Cork Chamber backs unified council

Economy | Fri 18 Sep | Author – Business & Finance
cork

The merger of Cork’s city and county councils, which is now the focus of a major legal challenge, has been backed by Cork Chamber.

The Chamber has urged the Cork community to focus on the positives which a unified Cork local authority would bring to the region and highlighted its disquiet at the unbalanced views.

Chamber president, Barrie O’Connell, said: “It is frustrating from a business perspective that much of the public commentary expressed by adversaries to unification has failed to mention or allude to any of the plethora of benefits associated with unification such as enhanced economic development, jobs growth, faster and more efficient decision making and the abolition of fragmentation across the Cork region on key strategies which currently exist in areas such as tourism, enterprise development and economic policies. It is fundamental that we are in a position to speak with one strong united voice on behalf of a population in excess of 500,000 people. This will unleash opportunities which catapult us on to the world stage and empower us to compete as an international location of substance with some of the best second tier cities on the globe. We should not put ourselves in a position where our relative competiveness is not optimised, so retaining the status quo is not a feasible option”.

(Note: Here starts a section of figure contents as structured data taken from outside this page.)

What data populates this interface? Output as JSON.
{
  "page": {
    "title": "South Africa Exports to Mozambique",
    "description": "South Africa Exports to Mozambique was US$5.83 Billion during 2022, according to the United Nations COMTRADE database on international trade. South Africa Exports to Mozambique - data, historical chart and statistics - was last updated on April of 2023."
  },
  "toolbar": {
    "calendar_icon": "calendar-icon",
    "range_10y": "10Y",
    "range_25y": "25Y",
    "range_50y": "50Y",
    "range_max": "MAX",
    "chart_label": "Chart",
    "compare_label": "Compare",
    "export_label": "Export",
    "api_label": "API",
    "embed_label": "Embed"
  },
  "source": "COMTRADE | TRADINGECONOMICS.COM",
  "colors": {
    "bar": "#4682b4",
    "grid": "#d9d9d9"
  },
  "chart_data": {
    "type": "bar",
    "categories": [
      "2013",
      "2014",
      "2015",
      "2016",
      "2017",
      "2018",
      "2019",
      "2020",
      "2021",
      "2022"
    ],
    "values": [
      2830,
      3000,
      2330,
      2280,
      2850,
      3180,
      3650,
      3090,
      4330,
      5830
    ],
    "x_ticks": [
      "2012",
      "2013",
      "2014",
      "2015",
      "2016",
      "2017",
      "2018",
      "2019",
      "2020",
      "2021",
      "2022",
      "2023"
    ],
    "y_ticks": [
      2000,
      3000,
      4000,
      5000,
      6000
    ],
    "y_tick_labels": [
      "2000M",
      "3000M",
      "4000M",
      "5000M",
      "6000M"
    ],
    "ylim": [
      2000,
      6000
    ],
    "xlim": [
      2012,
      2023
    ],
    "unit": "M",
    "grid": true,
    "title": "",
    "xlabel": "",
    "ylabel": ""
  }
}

Conor Healy, chief executive, Cork Chamber, stated: “Cork Chamber, as a leading business organisation, with deep roots of almost 200 years in representing Cork business is mindful of its position as a significant influencer and the premier forum for policy initiatives enhancing the business environment in the Cork region and as such places a strong emphasis on advocating well-researched evidence-based proposals. Consequently, during the public consultation phase which was open to all interested parties to air their views in advance of the Cork Local Government Review report being developed, Cork Chamber focused on the underlying theme of what is best for Cork in terms of guaranteeing a prosperous and cohesive Cork region which is a self-sustaining economic engine of national growth. Having taken cognisance of and carrying out in-depth research and analysis of available international and national research on the subject, we are confident in the Committee’s recommendation for a unified authority, with a strong metropolitan division at its core as the optimal solution for Cork.”